Jorstad has written the first comprehensive history of American
religion in the past decade. Drawing on many contemporary sources,
he divides religion in the Eighties into three sections, each
characterized by its own struggle. Mainline churches are largely
involved in identity crises and social issues. Evangelicals are
confronting scandals, politics, and the pressures of the mass
media. Private seekers, which the author sees as the wave of the
future, swing between quietistic New Age philosophies and the
desire for world transformation. Everywhere the tension is between
the conservatives holding fast and the liberals pressing on. While
Jorstad clearly sympathizes with the latter, he presents a balanced
picture of recent religious history. An excellent work of social
and historical analysis with insights for the future. Recommended
for academic and public libraries. Library Journal During the
1980s, some of the most far-reaching and dramatic changes in
American life were those occurring in religious life. Battles over
abortion, televangelist morality scandals, responding to AIDS,
gender issues, and American political policy toward South Africa
are just a few of the major issues that made front-page news. This
comprehensive history of American religion in the 1980s explores
these and other issues, beginning with their historical background
in the great awakening of the 1960s counterculture. It proceeds to
trace the contours of the holders fast/pressers on battle
(conservatives vs. moderates and liberals) in three areas: mainline
struggles over denominational identity, social gospel outreach, and
gender issues; evangelical struggles over involvement in
office-seeking politics, televangelist morality, and popularization
of traditional teaching; and privatized seeking of fulfillment
through personal relationships, inner spiritual growth, and pursuit
of the promises of New Age transformations of self and society.

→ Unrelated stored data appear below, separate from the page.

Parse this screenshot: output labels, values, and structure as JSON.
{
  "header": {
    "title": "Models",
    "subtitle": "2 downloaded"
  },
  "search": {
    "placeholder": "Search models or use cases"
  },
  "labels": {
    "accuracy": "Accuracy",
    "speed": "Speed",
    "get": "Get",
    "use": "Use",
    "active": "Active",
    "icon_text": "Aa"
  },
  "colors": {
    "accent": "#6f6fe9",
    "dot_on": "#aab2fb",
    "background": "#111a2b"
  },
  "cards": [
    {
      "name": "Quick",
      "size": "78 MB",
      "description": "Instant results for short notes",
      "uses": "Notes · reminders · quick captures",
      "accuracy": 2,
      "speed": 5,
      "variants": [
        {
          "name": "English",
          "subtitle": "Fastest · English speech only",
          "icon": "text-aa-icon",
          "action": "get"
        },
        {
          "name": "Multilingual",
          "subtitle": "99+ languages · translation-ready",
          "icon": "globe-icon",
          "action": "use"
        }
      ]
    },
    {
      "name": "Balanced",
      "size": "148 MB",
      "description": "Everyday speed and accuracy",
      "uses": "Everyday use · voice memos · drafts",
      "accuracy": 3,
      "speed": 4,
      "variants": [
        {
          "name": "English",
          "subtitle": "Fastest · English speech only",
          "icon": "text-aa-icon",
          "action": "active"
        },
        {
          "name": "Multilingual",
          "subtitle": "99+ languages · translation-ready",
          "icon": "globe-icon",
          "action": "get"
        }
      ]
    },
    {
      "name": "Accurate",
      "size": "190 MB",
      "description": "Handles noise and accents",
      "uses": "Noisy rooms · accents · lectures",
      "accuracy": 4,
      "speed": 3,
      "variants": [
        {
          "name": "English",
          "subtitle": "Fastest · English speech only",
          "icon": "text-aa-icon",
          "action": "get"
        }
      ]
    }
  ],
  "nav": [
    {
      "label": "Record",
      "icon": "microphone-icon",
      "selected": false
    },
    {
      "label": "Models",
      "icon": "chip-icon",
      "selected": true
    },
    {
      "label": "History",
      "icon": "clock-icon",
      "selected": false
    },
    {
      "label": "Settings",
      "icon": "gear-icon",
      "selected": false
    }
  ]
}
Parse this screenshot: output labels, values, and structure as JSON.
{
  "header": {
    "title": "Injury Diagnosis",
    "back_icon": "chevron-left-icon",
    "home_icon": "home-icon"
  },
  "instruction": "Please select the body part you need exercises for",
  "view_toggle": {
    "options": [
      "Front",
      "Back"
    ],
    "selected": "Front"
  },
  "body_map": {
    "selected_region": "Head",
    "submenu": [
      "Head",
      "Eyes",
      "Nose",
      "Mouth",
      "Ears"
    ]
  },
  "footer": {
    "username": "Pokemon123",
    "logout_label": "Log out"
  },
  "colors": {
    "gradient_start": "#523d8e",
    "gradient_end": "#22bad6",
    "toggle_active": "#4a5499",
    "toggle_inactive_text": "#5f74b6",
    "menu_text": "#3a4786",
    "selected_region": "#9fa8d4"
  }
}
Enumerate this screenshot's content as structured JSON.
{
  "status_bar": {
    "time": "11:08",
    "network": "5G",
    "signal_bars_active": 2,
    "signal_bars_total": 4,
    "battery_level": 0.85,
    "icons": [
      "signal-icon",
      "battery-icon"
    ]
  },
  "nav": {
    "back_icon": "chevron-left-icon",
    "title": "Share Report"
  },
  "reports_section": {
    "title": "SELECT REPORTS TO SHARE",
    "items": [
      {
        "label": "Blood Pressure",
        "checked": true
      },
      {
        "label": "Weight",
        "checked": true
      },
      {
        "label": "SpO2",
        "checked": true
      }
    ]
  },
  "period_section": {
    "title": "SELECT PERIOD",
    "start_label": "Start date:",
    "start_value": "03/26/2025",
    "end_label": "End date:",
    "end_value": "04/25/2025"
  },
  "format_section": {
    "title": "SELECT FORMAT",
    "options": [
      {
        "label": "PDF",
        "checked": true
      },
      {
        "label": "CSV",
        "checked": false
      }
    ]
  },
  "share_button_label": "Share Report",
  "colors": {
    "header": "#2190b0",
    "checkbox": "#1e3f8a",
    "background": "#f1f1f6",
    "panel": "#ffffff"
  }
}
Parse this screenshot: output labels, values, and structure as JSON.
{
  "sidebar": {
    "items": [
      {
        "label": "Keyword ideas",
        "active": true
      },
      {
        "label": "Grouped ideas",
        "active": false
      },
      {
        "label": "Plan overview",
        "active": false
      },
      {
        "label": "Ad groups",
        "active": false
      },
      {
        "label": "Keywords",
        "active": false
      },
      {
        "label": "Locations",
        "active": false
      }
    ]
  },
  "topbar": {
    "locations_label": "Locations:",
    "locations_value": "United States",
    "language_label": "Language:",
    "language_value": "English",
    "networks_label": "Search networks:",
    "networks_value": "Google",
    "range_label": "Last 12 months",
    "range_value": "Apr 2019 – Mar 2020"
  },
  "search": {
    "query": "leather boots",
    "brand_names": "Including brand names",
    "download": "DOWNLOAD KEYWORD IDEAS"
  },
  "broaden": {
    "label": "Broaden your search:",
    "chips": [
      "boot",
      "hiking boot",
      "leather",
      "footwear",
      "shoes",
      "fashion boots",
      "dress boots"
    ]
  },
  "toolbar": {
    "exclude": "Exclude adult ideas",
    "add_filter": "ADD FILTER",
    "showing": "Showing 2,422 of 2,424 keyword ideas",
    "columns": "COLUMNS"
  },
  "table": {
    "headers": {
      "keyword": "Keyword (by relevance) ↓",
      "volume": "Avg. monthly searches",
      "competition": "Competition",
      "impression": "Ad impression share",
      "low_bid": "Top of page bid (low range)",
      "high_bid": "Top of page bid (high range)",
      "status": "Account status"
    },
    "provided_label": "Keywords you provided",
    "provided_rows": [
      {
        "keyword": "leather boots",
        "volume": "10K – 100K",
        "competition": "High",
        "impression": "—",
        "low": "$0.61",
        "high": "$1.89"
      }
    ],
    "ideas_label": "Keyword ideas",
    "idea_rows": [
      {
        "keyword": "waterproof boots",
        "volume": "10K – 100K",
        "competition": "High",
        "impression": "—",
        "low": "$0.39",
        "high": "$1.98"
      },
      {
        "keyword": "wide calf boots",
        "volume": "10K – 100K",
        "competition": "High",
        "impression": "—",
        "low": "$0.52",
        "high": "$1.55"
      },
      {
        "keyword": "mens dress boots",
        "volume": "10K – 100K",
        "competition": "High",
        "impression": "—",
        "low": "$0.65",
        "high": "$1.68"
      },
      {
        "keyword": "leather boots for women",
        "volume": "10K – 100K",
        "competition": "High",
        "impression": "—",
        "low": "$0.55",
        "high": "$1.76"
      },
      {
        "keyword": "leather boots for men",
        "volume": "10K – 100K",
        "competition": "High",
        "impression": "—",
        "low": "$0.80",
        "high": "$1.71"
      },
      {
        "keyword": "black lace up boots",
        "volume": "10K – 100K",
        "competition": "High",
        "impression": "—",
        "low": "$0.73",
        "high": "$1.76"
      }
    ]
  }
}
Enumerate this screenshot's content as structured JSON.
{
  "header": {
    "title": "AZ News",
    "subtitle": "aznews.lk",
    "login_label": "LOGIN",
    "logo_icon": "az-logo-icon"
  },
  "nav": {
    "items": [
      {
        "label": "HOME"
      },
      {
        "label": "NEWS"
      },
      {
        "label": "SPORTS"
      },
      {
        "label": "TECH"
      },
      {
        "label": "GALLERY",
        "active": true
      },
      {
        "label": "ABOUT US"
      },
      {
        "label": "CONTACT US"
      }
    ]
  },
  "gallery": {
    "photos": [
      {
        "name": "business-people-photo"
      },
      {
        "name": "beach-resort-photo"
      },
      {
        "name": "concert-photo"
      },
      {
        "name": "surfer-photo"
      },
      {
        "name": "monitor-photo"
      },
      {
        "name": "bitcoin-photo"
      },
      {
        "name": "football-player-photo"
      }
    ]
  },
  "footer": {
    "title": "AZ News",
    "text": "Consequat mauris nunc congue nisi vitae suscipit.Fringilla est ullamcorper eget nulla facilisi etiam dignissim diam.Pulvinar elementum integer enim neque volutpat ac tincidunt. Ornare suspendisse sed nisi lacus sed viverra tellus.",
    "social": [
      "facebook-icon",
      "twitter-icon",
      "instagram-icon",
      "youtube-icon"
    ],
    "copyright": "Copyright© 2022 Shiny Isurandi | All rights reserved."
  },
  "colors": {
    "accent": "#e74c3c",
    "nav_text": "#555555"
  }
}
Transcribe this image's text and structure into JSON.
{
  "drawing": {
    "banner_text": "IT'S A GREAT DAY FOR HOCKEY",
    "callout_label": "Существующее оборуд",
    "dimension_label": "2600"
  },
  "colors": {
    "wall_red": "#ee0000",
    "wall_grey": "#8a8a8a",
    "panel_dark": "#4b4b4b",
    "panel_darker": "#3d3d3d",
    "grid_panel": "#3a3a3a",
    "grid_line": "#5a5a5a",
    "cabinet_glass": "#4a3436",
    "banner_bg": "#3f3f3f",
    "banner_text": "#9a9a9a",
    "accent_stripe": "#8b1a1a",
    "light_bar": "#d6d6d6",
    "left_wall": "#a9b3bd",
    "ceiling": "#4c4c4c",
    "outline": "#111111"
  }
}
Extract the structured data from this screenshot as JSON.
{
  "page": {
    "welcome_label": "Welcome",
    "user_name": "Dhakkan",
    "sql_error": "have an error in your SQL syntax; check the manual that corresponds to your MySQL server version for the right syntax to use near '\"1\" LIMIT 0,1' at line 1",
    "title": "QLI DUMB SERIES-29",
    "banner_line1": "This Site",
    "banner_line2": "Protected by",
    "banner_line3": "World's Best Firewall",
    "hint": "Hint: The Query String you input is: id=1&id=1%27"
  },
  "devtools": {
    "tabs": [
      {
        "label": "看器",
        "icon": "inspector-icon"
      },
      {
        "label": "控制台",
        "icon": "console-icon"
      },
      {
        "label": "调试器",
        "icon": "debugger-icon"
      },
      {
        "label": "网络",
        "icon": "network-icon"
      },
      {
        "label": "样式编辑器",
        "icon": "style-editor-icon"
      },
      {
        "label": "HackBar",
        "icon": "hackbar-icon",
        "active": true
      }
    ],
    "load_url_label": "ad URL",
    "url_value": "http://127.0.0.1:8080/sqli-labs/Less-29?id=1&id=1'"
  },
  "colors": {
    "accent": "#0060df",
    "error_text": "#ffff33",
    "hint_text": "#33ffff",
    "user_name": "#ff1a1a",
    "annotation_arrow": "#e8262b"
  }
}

Using contemporary writings, interviews, reports, and other primary
documents of the times as well as drawing on the interpretations of
specialists in contemporary religious life, Jorstad throroughly
explores every aspect of the themes covered. In Part I, the book
focuses on mainliners, documenting the decline of ecumenical energy
and the sources and results of the fierce internal battles within
mainline denominations over holding to older identities at the
expense of extensive involvement in the major social crises of the
day. Within the evangelical/fundamental section, the book examines
the effects of the Falwells, Robertsons, and others in elective
national politics and to what extent this movement depended on the
leadership in the White House. Evangelism's expression through and
use of mass media is also addressed. The third major trend,
privatization (largely New Age), is examined with attention to how
seekers sought fulfillment through improving the quality of their
relationships with partner, spouse, family, friends, and local
community. The leadership of such interpreters as Scott Peck, James
Dobson, Charles Swindoll, and Robert Schuller is also examined in
detail. The final chapter explores the history, spread, and impact
of New Age faith on the religious expression of the 1980s. Holding
Fast/Pressing On is the first full-length account of the major
developments of religion during the decade. It breaks new ground in
using sociological theory to interpret the importance of the search
for the self and will be of interest to students of American
religious history and life, contemporary social trends and
problems, and mass media, politics and religion.